Prossie hesitated. She had sinned once; she would resist the temptation this time. “It’s not relayed, sir, it’s my own conclusion,” she said.

Dibbs nodded slowly. “Got a reason they can’t just drop a rope through that space-warp up there, Telepath?” he asked sarcastically.

“No, sir,” Prossie answered truthfully. She had no idea whether a rope was possible or not. She could see no reason that it would not work, but then, she didn’t understand space-warp science. If the warp was as open as that, wouldn’t air from Faerie be boiling off into Imperial space right now?

She didn’t know. Maybe a rope would work.

But she was quite sure nobody would be sending one.

* * * *

“As you wish,” Raven said, with a tight little smile. “We’ll away, then, in pursuit of Taillefer. For that, we must make our way westward, as there lies the fastest route from these woods, to clear air where Valadrakul’s spells might best work, to summon his compatriot, that a portal to your Earth might be opened. An you be safely home, we’ll arrange a thousand of these ‘guns’ be sent. Then see we will whether the things of Shadow can withstand them!”

“You’ll not be marching hence to beard Shadow in its lair, then?” Stoddard asked. “If this be Sunderland, Shadow’s hold lies to the west.”
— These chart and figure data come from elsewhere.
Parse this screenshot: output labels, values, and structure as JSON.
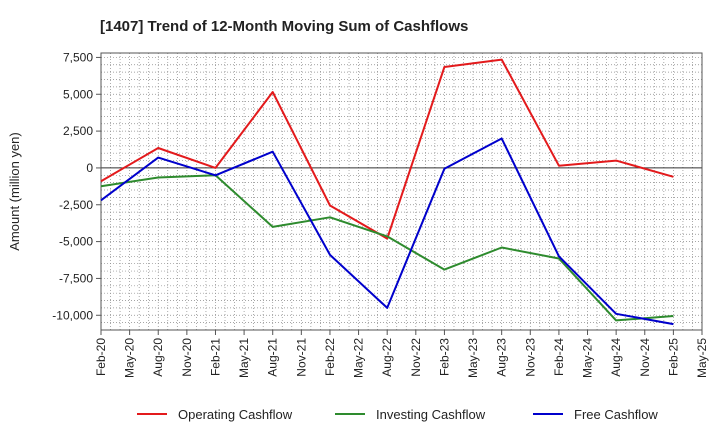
{
  "chart_data": {
    "type": "line",
    "title": "[1407]  Trend of 12-Month Moving Sum of Cashflows",
    "xlabel": "",
    "ylabel": "Amount (million yen)",
    "ylim": [
      -11000,
      7800
    ],
    "y_ticks": [
      7500,
      5000,
      2500,
      0,
      -2500,
      -5000,
      -7500,
      -10000
    ],
    "y_tick_labels": [
      "7,500",
      "5,000",
      "2,500",
      "0",
      "-2,500",
      "-5,000",
      "-7,500",
      "-10,000"
    ],
    "x_ticks": [
      "Feb-20",
      "May-20",
      "Aug-20",
      "Nov-20",
      "Feb-21",
      "May-21",
      "Aug-21",
      "Nov-21",
      "Feb-22",
      "May-22",
      "Aug-22",
      "Nov-22",
      "Feb-23",
      "May-23",
      "Aug-23",
      "Nov-23",
      "Feb-24",
      "May-24",
      "Aug-24",
      "Nov-24",
      "Feb-25",
      "May-25"
    ],
    "grid": true,
    "legend_position": "bottom",
    "series": [
      {
        "name": "Operating Cashflow",
        "color": "#e31a1c",
        "points": [
          {
            "x": "Feb-20",
            "y": -900
          },
          {
            "x": "Aug-20",
            "y": 1350
          },
          {
            "x": "Feb-21",
            "y": 0
          },
          {
            "x": "Aug-21",
            "y": 5150
          },
          {
            "x": "Feb-22",
            "y": -2550
          },
          {
            "x": "Aug-22",
            "y": -4800
          },
          {
            "x": "Feb-23",
            "y": 6850
          },
          {
            "x": "Aug-23",
            "y": 7350
          },
          {
            "x": "Feb-24",
            "y": 150
          },
          {
            "x": "Aug-24",
            "y": 500
          },
          {
            "x": "Feb-25",
            "y": -600
          }
        ]
      },
      {
        "name": "Investing Cashflow",
        "color": "#2e8b2e",
        "points": [
          {
            "x": "Feb-20",
            "y": -1250
          },
          {
            "x": "Aug-20",
            "y": -650
          },
          {
            "x": "Feb-21",
            "y": -500
          },
          {
            "x": "Aug-21",
            "y": -4000
          },
          {
            "x": "Feb-22",
            "y": -3350
          },
          {
            "x": "Aug-22",
            "y": -4650
          },
          {
            "x": "Feb-23",
            "y": -6900
          },
          {
            "x": "Aug-23",
            "y": -5400
          },
          {
            "x": "Feb-24",
            "y": -6150
          },
          {
            "x": "Aug-24",
            "y": -10350
          },
          {
            "x": "Feb-25",
            "y": -10050
          }
        ]
      },
      {
        "name": "Free Cashflow",
        "color": "#0000cc",
        "points": [
          {
            "x": "Feb-20",
            "y": -2200
          },
          {
            "x": "Aug-20",
            "y": 700
          },
          {
            "x": "Feb-21",
            "y": -500
          },
          {
            "x": "Aug-21",
            "y": 1100
          },
          {
            "x": "Feb-22",
            "y": -5900
          },
          {
            "x": "Aug-22",
            "y": -9500
          },
          {
            "x": "Feb-23",
            "y": -50
          },
          {
            "x": "Aug-23",
            "y": 2000
          },
          {
            "x": "Feb-24",
            "y": -6000
          },
          {
            "x": "Aug-24",
            "y": -9900
          },
          {
            "x": "Feb-25",
            "y": -10600
          }
        ]
      }
    ]
  },
  "colors": {
    "frame": "#555555",
    "grid": "#888888",
    "zero_line": "#333333"
  }
}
“Nay,” Raven answered. “What good of that, with a band such as this-fools and fainthearts and women, with only you and I and the wizard that would stand fast? We fare west only to be free of the forests.”

Stung by Raven’s words, Pel said, “It’s not my fight, you know-there’s nothing wrong with my running away. And I’ll do you a lot more good buying guns back home than getting myself eaten by monsters here.”

Raven turned to face the Earthman, caught sight of his battered and bloody appearance, and hesitated. Then he smiled ruefully. “True enow, friend Pel,” Raven admitted, “and you’ve my apology that I spoke ill of you.”

“Where are you going to get a thousand guns, Pel?” Amy asked. “And where are you going to get a thousand men to use them?”

“I’ll buy them,” Pel replied. “A few at a time.”

“I’ll help,” Susan said.

“And for men,” Raven said, “perhaps the Empire has better than our friends to offer.” He waved his bandaged hand at Dibbs and his men. Dibbs was talking quietly with Prossie; the others were chatting amongst themselves, leaving the Earthpeople and the natives alone.